If you push through these hurdles, Dauntless can be a ton of fun. Quick matchmaking makes it easy to embark on the hunt of your choice, and each new creature provides challenge.

Players eager to check out the monster hunting genre with a lower barrier of entry than Monster Hunter: World should be pleased.

Dauntless has a lot of potential. Also, there’s a lighting lizard and a freaky beaver monster. Enough said.


  • Unfortunately, the lower barrier of entry translates to lower quality gameplay. Since it was released on PC for free, many of my friends and myself tried it out – those who’ve played monster hunter, and those who’ve never touched monster hunter.

    All of us agreed that it was boring and quit after a few hours.
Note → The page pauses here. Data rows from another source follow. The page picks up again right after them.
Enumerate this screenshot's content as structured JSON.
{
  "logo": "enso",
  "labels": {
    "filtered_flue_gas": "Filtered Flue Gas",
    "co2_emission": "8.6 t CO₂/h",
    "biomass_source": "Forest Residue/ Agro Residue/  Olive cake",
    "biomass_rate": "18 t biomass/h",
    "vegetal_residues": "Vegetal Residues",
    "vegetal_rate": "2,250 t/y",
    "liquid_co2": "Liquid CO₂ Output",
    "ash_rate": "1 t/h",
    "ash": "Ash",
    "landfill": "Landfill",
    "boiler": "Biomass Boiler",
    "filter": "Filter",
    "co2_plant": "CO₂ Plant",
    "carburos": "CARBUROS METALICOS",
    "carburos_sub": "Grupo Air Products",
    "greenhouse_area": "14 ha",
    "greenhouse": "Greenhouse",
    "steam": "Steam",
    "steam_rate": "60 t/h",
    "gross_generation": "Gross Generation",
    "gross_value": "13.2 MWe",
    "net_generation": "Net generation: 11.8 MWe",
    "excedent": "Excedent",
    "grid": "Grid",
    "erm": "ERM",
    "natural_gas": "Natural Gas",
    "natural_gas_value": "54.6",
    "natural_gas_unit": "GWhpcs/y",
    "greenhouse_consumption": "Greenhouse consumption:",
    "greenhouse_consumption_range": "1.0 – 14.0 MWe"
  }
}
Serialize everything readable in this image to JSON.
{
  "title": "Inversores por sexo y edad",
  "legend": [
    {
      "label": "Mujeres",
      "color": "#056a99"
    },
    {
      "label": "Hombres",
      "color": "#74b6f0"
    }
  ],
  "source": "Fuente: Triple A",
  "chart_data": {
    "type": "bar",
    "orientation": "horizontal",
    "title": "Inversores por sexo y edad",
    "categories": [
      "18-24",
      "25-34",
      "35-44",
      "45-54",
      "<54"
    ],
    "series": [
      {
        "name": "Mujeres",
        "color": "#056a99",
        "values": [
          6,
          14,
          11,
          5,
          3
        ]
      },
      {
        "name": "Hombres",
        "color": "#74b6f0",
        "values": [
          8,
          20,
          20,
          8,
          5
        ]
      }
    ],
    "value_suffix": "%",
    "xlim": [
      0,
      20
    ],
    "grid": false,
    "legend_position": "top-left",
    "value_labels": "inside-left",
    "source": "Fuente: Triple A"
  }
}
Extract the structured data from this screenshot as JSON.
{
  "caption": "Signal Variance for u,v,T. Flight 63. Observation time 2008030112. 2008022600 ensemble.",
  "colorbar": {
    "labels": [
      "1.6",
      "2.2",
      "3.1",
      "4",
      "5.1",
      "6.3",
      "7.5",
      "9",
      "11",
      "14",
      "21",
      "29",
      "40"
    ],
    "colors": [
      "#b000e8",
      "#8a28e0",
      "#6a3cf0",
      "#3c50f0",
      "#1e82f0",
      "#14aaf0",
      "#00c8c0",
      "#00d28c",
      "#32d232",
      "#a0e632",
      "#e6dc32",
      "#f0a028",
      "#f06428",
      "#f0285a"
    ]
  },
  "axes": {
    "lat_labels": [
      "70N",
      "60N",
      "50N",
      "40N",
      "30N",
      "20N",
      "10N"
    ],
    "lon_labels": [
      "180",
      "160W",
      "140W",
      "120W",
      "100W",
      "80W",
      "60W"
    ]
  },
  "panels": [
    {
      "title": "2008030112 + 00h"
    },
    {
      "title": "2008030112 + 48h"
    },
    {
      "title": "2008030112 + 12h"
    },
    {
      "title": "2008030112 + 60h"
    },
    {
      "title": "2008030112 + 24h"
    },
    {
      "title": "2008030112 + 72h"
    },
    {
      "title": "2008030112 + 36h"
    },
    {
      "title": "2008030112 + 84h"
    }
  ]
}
It was unpolished in way too many aspects. Waiting for MHW to come out on PC in a few months is probably the only gateway to quality monster hunting together.

  • I literally would if I could; however, I cannot get past the loading screen after the character customisation screen. All it ever does is load and eventually time out, the support team is stumped to. I think for some reason it is because I am on a 4g network but that doesn’t really make sense because I can play every other game in the world. Oh well.

  • I can’t stress the word “beta” and “potential” enough for anyone wanting to jump into Dauntless.

    the first 3 tiers of monsters is relatively fun and decent experience of bumbling along and learning what the monster does without being too much of a liability to yourself (solo) or to your party (PUG or up to 3 friends).

    when you hit the tier 4 monsters the weird / inconsistent hit box and monster attack box is glaring. visually you’ll dodge a monster attack, the buff that activates on monster attack dodge will activate yet you’ll get whacked by .

    also the crafting menu is currently rather horrendous and confusing but the devs have said it’s temporary

    • Yeah I played it a bit on the weekend and boy is it rough right now. Janky animations and some really weird hitboxes make it frustrating to know where you need to be at any time.

      Not to mention that it really doesn’t feel satisfying to hit anything with the sound and animations feeling pretty weak right now.

      It’s great they’re going for Legally Distinct Monster Hunter, and the art style looks cool, but there’s a long way to go before I could give this game a fair review.

  • Never loved Monster hunter, but might check this out given that it’s free. Doubt it could be the type of free alternative that would receive the success Fornite got, but I’m sure it’ll get a large player base as long as they fix some of the issues

  • I looked into this a few days ago (blame Penny Arcade) and there are widespread complaints about the lack of Aussie servers. The Oceanic servers are apparently in Singapore and the lag makes the game quite troublesome. So even if I was more sold on the game I’d be disinclined to play it.

    I’m also a bit disappointed that the games’ website is a bit too sparse. I’d like to see more screenshots or videos of actual UI, and crafting and other stuff. All it shows are some flashy shots of the monster fights. While that’s cool, I’d like to know more about it before actually downloading and installing.